# Official name of orchestra



## Tony Vella (Aug 25, 2010)

I have some recordings under the Sonata label with the Slovak Philharmonic Orchestra under Bystrick Rezucha. I have also other recordings under the World Famous Masterpieces label with the Slovakian Philharmonic Orchestra under the same conductor. I was wondering if this is the same orchestra and if so why the different name. Thanks in advance for all help and opinions.


----------



## itywltmt (May 29, 2011)

If I were a betting man, I'd go with "Slovak Philharmonic", as my Google search found an official site for the Slovak Phil and NOT the Slovakian Phil.
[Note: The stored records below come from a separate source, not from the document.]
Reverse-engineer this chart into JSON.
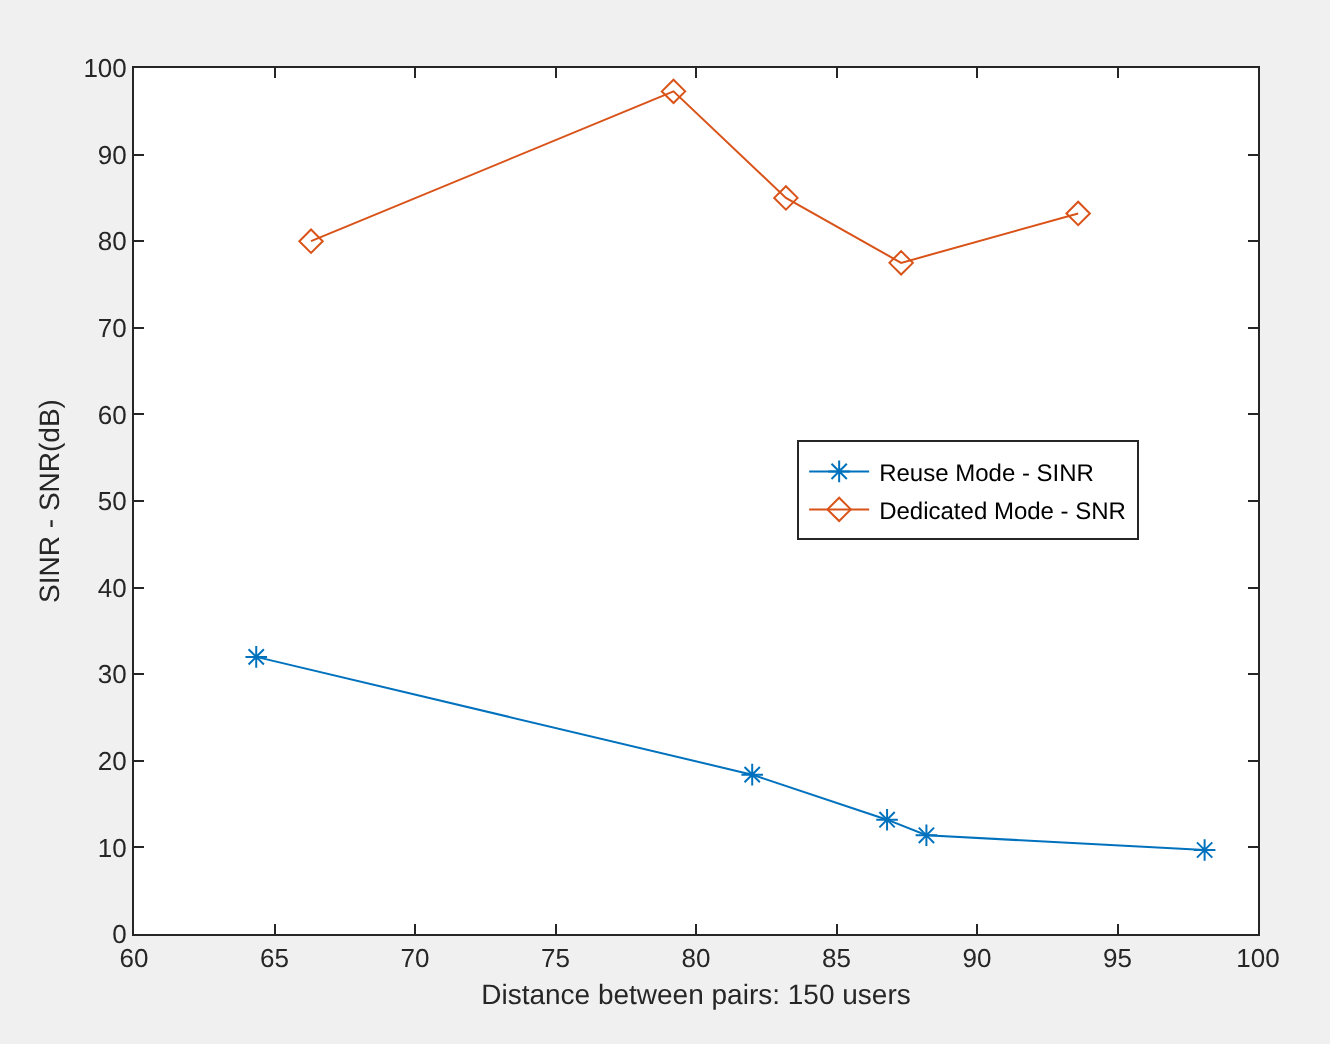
{
  "chart_data": {
    "type": "line",
    "xlabel": "Distance between pairs: 150 users",
    "ylabel": "SINR - SNR(dB)",
    "series": [
      {
        "name": "Reuse Mode - SINR",
        "color": "#0072bd",
        "marker": "cross",
        "x": [
          64.35,
          82.0,
          86.8,
          88.2,
          98.1
        ],
        "values": [
          32.0,
          18.4,
          13.2,
          11.4,
          9.7
        ]
      },
      {
        "name": "Dedicated Mode - SNR",
        "color": "#d95319",
        "marker": "diamond",
        "x": [
          66.3,
          79.2,
          83.2,
          87.3,
          93.6
        ],
        "values": [
          80.0,
          97.3,
          85.0,
          77.5,
          83.2
        ]
      }
    ],
    "xlim": [
      60,
      100
    ],
    "xticks": [
      60,
      65,
      70,
      75,
      80,
      85,
      90,
      95,
      100
    ],
    "ylim": [
      0,
      100
    ],
    "yticks": [
      0,
      10,
      20,
      30,
      40,
      50,
      60,
      70,
      80,
      90,
      100
    ],
    "grid": false,
    "legend": "right",
    "line_style": "solid"
  }
}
It could also be that they are "one and the same", as sometimes the orchestra has some binding agreement with one record label, and needs to get "duplicitous" to allow a different conductor to use the same ensemble on another label. This was the case with the NY Philharmonic being called, for instance, the "Stadium Symphony of New York" to allow Stokowski to record with them. The BC Symphony was often called "the RCA Victor Orchestra" if their work wasn't with Toscanini or wasn't sanctioned by NBC executives (though owned by RCA...) when working with other conductors.


----------



## itywltmt (May 29, 2011)

Also, I would add the Vienna Philharmonic / Vienna State Opera Orchestra to that list of "duplicitous" orchestras.


----------



## SuperTonic (Jun 3, 2010)

It could be just an inconsistent English translation of the name they use within their own country. I believe their "official" name is _Slovenská filharmónia_.


----------